Lors d’une interview à la télévision publique ARD, Scholz a déclaré qu’il n’aurait aucun problème à poser la question de confiance avant Noël, à condition que le Parti social-démocrate (SPD) et l’opposition conservatrice s’accordent sur cette démarche. Initialement, il avait prévu un vote de confiance pour le 15 janvier 2025, suivi d’élections législatives à la fin du mois de mars.

Cette crise politique, surnommée la « crise du feu tricolore » en référence aux couleurs des partis composant la coalition (SPD, Verts et Libéraux), est due à des divergences profondes sur la politique économique, notamment avec la démission de Christian Lindner, ministre des Finances, et la défection de son parti, le Parti des Libéraux-Démocrates (FDP).

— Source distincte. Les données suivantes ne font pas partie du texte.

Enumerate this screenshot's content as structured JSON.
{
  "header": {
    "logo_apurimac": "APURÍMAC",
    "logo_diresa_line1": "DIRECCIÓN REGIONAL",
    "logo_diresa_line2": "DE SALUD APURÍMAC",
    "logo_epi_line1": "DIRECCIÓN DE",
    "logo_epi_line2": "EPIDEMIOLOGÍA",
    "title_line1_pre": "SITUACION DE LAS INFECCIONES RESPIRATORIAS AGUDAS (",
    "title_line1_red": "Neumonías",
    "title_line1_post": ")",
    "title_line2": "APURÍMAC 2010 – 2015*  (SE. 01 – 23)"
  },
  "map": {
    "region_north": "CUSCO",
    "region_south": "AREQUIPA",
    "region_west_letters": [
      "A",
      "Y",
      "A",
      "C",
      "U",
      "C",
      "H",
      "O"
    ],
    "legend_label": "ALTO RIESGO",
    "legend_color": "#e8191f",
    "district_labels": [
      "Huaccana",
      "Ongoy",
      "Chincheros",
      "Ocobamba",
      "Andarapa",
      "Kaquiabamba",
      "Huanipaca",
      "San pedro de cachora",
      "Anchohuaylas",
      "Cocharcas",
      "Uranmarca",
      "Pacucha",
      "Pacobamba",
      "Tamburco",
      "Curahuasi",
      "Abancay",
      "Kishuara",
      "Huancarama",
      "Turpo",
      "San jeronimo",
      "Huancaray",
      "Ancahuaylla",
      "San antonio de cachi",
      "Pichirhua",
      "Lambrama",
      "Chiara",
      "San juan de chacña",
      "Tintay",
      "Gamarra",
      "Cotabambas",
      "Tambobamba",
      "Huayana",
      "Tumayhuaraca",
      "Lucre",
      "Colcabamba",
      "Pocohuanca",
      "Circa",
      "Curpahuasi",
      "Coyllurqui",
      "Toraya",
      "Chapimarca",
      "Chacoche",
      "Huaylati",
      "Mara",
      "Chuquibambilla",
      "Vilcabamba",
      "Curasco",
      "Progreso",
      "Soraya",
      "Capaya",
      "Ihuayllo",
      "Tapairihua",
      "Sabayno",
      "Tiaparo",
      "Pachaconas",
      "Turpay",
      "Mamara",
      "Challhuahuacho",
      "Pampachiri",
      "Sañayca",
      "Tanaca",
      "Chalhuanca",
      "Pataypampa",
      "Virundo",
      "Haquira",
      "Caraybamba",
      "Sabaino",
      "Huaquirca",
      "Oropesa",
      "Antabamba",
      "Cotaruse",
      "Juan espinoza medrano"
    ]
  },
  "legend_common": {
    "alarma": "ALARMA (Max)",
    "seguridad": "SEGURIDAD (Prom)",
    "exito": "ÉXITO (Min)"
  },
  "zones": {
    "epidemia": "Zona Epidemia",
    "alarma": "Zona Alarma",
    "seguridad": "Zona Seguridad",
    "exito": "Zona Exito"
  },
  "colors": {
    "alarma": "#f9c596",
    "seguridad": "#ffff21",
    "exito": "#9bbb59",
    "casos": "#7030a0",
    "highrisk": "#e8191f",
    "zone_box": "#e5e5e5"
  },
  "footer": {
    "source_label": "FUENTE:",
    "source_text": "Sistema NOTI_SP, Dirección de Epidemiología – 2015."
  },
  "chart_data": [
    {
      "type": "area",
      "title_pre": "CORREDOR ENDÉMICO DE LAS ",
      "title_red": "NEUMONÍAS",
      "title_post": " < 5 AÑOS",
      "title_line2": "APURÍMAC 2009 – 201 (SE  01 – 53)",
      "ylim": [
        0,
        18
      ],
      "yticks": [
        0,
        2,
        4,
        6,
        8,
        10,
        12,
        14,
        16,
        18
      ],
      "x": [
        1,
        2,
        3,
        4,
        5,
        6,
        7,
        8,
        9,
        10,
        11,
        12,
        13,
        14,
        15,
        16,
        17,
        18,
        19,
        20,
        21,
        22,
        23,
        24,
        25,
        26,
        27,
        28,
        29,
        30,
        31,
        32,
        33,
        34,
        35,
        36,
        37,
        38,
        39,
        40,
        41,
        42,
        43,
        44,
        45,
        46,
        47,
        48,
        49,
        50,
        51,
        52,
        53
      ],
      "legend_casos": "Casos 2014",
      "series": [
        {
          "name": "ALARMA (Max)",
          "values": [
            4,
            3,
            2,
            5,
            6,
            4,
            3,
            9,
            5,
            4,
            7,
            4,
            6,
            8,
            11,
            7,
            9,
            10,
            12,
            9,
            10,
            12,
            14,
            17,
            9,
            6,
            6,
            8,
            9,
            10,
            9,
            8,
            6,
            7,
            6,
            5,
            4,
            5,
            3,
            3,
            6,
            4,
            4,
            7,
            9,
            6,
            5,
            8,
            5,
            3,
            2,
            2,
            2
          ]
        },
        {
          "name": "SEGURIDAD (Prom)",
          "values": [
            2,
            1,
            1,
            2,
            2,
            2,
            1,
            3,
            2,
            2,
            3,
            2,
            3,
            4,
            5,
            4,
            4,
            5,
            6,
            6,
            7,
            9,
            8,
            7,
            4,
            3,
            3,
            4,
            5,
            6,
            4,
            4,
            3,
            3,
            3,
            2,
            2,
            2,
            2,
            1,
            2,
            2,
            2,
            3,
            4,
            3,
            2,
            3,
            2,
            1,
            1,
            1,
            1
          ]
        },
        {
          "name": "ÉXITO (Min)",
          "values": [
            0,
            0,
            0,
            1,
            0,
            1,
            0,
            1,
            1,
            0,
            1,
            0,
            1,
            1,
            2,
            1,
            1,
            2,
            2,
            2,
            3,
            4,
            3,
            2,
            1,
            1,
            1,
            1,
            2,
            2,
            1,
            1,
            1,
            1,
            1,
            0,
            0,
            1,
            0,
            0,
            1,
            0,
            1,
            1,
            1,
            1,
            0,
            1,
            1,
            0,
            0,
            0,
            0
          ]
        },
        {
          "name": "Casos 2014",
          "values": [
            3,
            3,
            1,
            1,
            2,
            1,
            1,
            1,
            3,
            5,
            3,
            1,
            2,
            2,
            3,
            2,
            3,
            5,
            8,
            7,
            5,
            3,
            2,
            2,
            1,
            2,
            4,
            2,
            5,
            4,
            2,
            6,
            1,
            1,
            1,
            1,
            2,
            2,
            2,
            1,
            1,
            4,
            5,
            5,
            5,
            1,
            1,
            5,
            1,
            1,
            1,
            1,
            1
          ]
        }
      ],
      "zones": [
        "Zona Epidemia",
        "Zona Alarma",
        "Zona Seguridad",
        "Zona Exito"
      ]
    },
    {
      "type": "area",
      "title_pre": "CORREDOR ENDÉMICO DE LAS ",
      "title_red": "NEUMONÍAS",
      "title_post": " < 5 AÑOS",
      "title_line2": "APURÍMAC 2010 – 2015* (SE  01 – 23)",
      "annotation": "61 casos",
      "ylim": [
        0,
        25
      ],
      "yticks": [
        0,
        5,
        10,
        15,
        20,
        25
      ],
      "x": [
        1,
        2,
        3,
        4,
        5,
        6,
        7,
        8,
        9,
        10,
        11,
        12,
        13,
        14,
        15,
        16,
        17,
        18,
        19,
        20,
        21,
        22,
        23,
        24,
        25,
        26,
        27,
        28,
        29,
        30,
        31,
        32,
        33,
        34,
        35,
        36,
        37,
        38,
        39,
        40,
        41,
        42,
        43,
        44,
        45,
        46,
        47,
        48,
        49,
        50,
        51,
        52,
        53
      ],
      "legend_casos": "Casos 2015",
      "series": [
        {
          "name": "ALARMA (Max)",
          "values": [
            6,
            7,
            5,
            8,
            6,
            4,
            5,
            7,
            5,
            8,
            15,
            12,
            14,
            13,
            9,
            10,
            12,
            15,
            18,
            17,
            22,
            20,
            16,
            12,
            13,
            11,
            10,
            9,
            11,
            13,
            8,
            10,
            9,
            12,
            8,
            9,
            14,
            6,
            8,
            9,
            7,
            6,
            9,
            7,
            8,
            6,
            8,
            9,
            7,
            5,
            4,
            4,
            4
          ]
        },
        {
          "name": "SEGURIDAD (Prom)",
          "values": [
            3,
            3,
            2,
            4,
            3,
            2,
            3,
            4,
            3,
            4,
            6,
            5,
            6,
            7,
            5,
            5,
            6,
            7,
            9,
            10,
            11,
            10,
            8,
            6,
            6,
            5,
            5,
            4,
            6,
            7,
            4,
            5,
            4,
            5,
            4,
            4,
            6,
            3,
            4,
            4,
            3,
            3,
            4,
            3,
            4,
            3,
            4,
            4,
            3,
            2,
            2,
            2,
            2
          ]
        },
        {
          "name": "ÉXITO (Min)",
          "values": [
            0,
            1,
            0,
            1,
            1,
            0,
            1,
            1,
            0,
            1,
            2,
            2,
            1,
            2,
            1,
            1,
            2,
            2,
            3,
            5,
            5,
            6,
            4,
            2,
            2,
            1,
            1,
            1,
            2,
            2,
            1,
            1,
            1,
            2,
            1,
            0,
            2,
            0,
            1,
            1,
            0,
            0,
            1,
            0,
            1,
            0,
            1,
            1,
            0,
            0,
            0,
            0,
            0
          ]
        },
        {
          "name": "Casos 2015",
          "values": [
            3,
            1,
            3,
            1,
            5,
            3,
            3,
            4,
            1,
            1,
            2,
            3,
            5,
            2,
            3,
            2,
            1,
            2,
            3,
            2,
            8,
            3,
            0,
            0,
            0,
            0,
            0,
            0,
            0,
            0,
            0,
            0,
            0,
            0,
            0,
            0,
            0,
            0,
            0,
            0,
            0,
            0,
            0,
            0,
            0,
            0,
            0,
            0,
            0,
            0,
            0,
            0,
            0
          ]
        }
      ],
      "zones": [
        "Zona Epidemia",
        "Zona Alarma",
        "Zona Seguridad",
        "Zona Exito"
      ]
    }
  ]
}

Alors que la coalition s’effondrait, les appels pour un vote de confiance ont redoublé, et plusieurs politiciens ont insisté pour que les élections soient organisées dès que possible.

Le leader du Parti chrétien-démocrate (CDU), Friedrich Merz, a particulièrement mis la pression sur Scholz, appelant à un vote de confiance immédiat et suggérant la tenue des élections dès le 19 janvier. Merz a fait de l’organisation rapide du vote de confiance une condition pour que son parti soutienne certaines lois cruciales avant les élections, notamment des réformes économiques et de défense.

Scholz a défendu l’idée de prendre son temps avant la fin de l’année pour permettre à son gouvernement de finaliser des législations essentielles. Cependant, il a aussi souligné que l’Allemagne avait besoin d’un nouveau gouvernement légitimé démocratiquement dans les plus brefs délais, notamment en raison des tensions économiques et des incertitudes internationales, y compris la perspective d’un retour de Donald Trump à la présidence des États-Unis.

En cas de perte de son vote de confiance, le président Frank-Walter Steinmeier disposerait de 21 jours pour dissoudre le Bundestag, et de nouvelles élections devraient avoir lieu dans un délai de 60 jours.

L’issue de cette crise pourrait marquer un tournant majeur pour la politique allemande. Actuellement, selon un sondage récent du Bild am Sonntag, le CDU de Merz reste en tête des intentions de vote avec 32%, suivi par l’AfD (19%). Le SPD de Scholz arrive en troisième position à 15%, tandis que les Verts et les Libéraux peinent à dépasser le seuil de 5% nécessaire pour rester au Bundestag.

Alors que l’Allemagne fait face à une récession imminente, la pression monte pour organiser des élections qui pourraient redéfinir le paysage politique du pays dans un contexte européen et international incertain.